The next level would be to scale up this model to 1,000 repurposed churches, a feasible size for institutional funds and financial institutions in Canada. In terms of revenue, there is a hard line in the design between the for-profit side for institutional investors, and the not-for-profit side, for tenants and the Church. Tenants inside the repurposed churches must pay rent, equivalent to the operating expenditures. But if they want to transform the space into a theater, refugee center or offices, they need to pay for these capital improvements–something they usually do already using the funding from the philanthropic sector. The property can’t ever be sold.

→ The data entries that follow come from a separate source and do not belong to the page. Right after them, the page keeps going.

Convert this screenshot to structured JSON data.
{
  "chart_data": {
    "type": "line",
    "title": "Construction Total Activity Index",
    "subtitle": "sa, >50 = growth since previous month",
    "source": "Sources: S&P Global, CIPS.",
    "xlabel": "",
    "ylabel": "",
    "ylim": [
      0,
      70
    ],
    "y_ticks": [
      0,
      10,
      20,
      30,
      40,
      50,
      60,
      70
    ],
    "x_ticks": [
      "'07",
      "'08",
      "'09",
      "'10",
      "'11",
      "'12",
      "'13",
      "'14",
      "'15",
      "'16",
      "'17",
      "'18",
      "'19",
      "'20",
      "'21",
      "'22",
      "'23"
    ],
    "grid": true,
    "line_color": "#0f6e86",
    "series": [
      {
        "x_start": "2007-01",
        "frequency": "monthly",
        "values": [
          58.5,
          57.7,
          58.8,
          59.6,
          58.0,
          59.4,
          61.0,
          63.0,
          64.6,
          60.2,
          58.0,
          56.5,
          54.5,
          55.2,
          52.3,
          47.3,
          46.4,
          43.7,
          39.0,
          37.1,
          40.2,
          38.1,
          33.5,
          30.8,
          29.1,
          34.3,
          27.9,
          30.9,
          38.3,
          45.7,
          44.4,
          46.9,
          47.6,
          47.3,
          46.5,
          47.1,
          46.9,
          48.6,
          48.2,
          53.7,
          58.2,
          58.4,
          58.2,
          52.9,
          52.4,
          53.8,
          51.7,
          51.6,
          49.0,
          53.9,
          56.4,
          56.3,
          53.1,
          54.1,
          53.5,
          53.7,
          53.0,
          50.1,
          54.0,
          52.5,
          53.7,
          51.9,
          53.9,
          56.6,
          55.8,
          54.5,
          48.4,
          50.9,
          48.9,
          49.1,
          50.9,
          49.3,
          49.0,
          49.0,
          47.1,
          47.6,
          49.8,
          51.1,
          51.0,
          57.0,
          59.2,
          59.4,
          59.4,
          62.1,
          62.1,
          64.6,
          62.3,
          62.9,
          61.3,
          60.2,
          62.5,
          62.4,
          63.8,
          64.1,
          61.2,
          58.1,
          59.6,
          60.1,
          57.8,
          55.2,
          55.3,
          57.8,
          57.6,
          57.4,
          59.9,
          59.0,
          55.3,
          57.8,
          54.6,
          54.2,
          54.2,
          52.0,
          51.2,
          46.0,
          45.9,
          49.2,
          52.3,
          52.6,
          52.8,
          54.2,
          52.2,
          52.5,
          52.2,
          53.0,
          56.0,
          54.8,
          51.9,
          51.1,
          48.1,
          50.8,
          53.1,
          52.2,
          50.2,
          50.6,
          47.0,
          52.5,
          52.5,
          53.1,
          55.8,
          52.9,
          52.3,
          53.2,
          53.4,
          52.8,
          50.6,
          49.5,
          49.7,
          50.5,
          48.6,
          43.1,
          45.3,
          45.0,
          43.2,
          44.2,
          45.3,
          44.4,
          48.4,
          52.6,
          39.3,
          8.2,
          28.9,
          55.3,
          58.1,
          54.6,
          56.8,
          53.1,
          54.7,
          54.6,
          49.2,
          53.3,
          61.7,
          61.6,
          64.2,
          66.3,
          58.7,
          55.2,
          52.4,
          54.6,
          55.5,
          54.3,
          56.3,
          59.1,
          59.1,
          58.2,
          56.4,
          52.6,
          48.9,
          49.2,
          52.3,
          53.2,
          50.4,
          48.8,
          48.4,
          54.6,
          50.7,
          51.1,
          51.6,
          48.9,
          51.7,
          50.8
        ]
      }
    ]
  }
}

Repurposed-churches-Canada
McDougall United, Edmonton, AB / As Edmonton’s oldest church, McDougall United Church occupies a significant and central place in Edmonton. The community there cares deeply about creating and operating a centre that is open to many varied needs and organizations. We have partnered with a local architect who has experience in historic buildings and creating multi-use spaces / Photo courtesy of Trinity Centres Foundation

“Real estate investment structures are extracting too much wealth from local communities. And those structures, I believe, are the next in line to be hit by the global activist community,” says Singh. He compares it to climate change arguments, which all of a sudden, became mainstream. “And we’re going to realize we need space for the nonprofits, the charities, the arts groups; we have undervalued them. We haven’t understood that cities only work when those things are thriving, and if they don’t, cities fail.” 

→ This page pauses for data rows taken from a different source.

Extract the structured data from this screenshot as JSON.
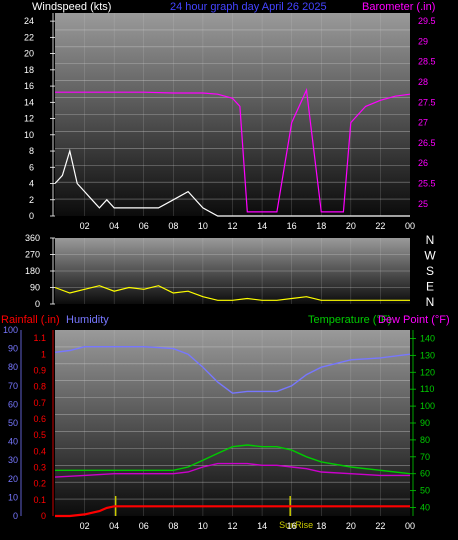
{
  "colors": {
    "background": "#000000",
    "wind": "#ffffff",
    "wind_avg": "#66ff66",
    "barometer": "#ff00ff",
    "direction": "#ffff00",
    "rain": "#ff0000",
    "humidity": "#7777ff",
    "temperature": "#00cc00",
    "dewpoint": "#cc00cc",
    "axis": "#ffffff",
    "events": "#cccc00"
  },
  "top": {
    "left_label": "Windspeed (kts)",
    "title": "24 hour graph day   April 26 2025",
    "right_label": "Barometer (.in)"
  },
  "bottom": {
    "rain_label": "Rainfall (.in)",
    "humidity_label": "Humidity",
    "temperature_label": "Temperature (°F)",
    "dewpoint_label": "Dew Point (°F)",
    "event_label": "SunRise"
  },
  "x_ticks": [
    "02",
    "04",
    "06",
    "08",
    "10",
    "12",
    "14",
    "16",
    "18",
    "20",
    "22",
    "00"
  ],
  "compass": [
    "N",
    "W",
    "S",
    "E",
    "N"
  ],
  "chart_data": [
    {
      "type": "line",
      "name": "wind_barometer",
      "x_range_hours": [
        0,
        24
      ],
      "left_axis": {
        "label": "Windspeed (kts)",
        "range": [
          0,
          25
        ],
        "ticks": [
          "0",
          "2",
          "4",
          "6",
          "8",
          "10",
          "12",
          "14",
          "16",
          "18",
          "20",
          "22",
          "24"
        ]
      },
      "right_axis": {
        "label": "Barometer (.in)",
        "range": [
          24.7,
          29.7
        ],
        "ticks": [
          "25",
          "25.5",
          "26",
          "26.5",
          "27",
          "27.5",
          "28",
          "28.5",
          "29",
          "29.5"
        ]
      },
      "series": [
        {
          "name": "Windspeed",
          "axis": "left",
          "x": [
            0,
            0.5,
            1,
            1.5,
            2,
            2.5,
            3,
            3.5,
            4,
            5,
            6,
            7,
            8,
            9,
            10,
            11,
            12,
            13,
            14,
            15,
            16,
            17,
            18,
            19,
            20,
            21,
            22,
            23,
            24
          ],
          "y": [
            4,
            5,
            8,
            4,
            3,
            2,
            1,
            2,
            1,
            1,
            1,
            1,
            2,
            3,
            1,
            0,
            0,
            0,
            0,
            0,
            0,
            0,
            0,
            0,
            0,
            0,
            0,
            0,
            0
          ]
        },
        {
          "name": "Barometer",
          "axis": "right",
          "x": [
            0,
            2,
            4,
            6,
            8,
            10,
            11,
            12,
            12.5,
            13,
            14,
            15,
            16,
            17,
            18,
            19,
            19.5,
            20,
            21,
            22,
            23,
            24
          ],
          "y": [
            27.75,
            27.75,
            27.75,
            27.75,
            27.73,
            27.73,
            27.7,
            27.6,
            27.4,
            24.8,
            24.8,
            24.8,
            27.0,
            27.8,
            24.8,
            24.8,
            24.8,
            27.0,
            27.4,
            27.55,
            27.65,
            27.7
          ]
        }
      ]
    },
    {
      "type": "scatter",
      "name": "wind_direction",
      "x_range_hours": [
        0,
        24
      ],
      "y_axis": {
        "range": [
          0,
          360
        ],
        "ticks": [
          "0",
          "90",
          "180",
          "270",
          "360"
        ]
      },
      "x": [
        0,
        1,
        2,
        3,
        4,
        5,
        6,
        7,
        8,
        9,
        10,
        11,
        12,
        13,
        14,
        15,
        16,
        17,
        18,
        19,
        20,
        21,
        22,
        23,
        24
      ],
      "y": [
        90,
        60,
        80,
        100,
        70,
        90,
        80,
        100,
        60,
        70,
        40,
        20,
        20,
        30,
        20,
        20,
        30,
        40,
        20,
        20,
        20,
        20,
        20,
        20,
        20
      ]
    },
    {
      "type": "line",
      "name": "rain_humidity_temperature",
      "x_range_hours": [
        0,
        24
      ],
      "rain_axis": {
        "label": "Rainfall (.in)",
        "range": [
          0,
          1.15
        ],
        "ticks": [
          "0",
          "0.1",
          "0.2",
          "0.3",
          "0.4",
          "0.5",
          "0.6",
          "0.7",
          "0.8",
          "0.9",
          "1",
          "1.1"
        ]
      },
      "humidity_axis": {
        "label": "Humidity",
        "range": [
          0,
          100
        ],
        "ticks": [
          "0",
          "10",
          "20",
          "30",
          "40",
          "50",
          "60",
          "70",
          "80",
          "90",
          "100"
        ]
      },
      "temperature_axis": {
        "label": "Temperature (°F)",
        "range": [
          35,
          145
        ],
        "ticks": [
          "40",
          "50",
          "60",
          "70",
          "80",
          "90",
          "100",
          "110",
          "120",
          "130",
          "140"
        ]
      },
      "series": [
        {
          "name": "Rainfall",
          "axis": "rain",
          "x": [
            0,
            1,
            2,
            3,
            3.5,
            4,
            5,
            6,
            8,
            10,
            12,
            14,
            16,
            18,
            20,
            22,
            24
          ],
          "y": [
            0,
            0,
            0.01,
            0.03,
            0.05,
            0.06,
            0.06,
            0.06,
            0.06,
            0.06,
            0.06,
            0.06,
            0.06,
            0.06,
            0.06,
            0.06,
            0.06
          ]
        },
        {
          "name": "Humidity",
          "axis": "humidity",
          "x": [
            0,
            1,
            2,
            4,
            6,
            8,
            9,
            10,
            11,
            12,
            13,
            14,
            15,
            16,
            17,
            18,
            20,
            22,
            24
          ],
          "y": [
            88,
            89,
            91,
            91,
            91,
            90,
            87,
            80,
            72,
            66,
            67,
            67,
            67,
            70,
            76,
            80,
            84,
            85,
            87
          ]
        },
        {
          "name": "Temperature",
          "axis": "temperature",
          "x": [
            0,
            2,
            4,
            6,
            8,
            9,
            10,
            11,
            12,
            13,
            14,
            15,
            16,
            17,
            18,
            20,
            22,
            24
          ],
          "y": [
            62,
            62,
            62,
            62,
            62,
            64,
            68,
            72,
            76,
            77,
            76,
            76,
            74,
            70,
            67,
            64,
            62,
            60
          ]
        },
        {
          "name": "Dew Point",
          "axis": "temperature",
          "x": [
            0,
            2,
            4,
            6,
            8,
            9,
            10,
            11,
            12,
            13,
            14,
            15,
            16,
            17,
            18,
            20,
            22,
            24
          ],
          "y": [
            58,
            59,
            60,
            60,
            60,
            61,
            64,
            66,
            66,
            66,
            65,
            65,
            64,
            63,
            61,
            60,
            59,
            59
          ]
        }
      ],
      "event_markers": [
        {
          "x": 4.1,
          "label": ""
        },
        {
          "x": 15.9,
          "label": "SunRise"
        }
      ]
    }
  ]
}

It goes without saying that there are many underutilized faith-based because Christians have stopped going to church. For Singh the big turning point was the Second World War, and the ideologies of the materialistic 50s and the defiant free love 60s that ushered in a revolt against the Church across the Western world. “Then we entered into a stage where we thought that the State can solve all the social problems because people have left the Church behind.  Now we have realized that the State cannot solve them, not because it doesn’t have the money, but because it’s not good at it.”

Collectively governed, instead of religiously governed, these repurposed churches could yield many collateral benefits, building bridges between faith, government, finance and ordinary citizens. People of different political leanings, and faith– Jews, Muslims, Catholics and so on – could share the same building, creating unusual encounters, and adding another layer of social impact.

For Singh this is a great opportunity for the Church to become a safe place for people to figure out what they believe, and rediscover spirituality. “But religious adherence is something of the past, and when you look at Jesus’s life in the Christian faith, you will see that he wasn’t interested in religious adherence.”

So yes, the traditional church has been emptied out, agrees Singh, “but the new spirituality is on the rise, and if the Church, with its old resources, gets things right, it could actually be fertile soil for that renewal.”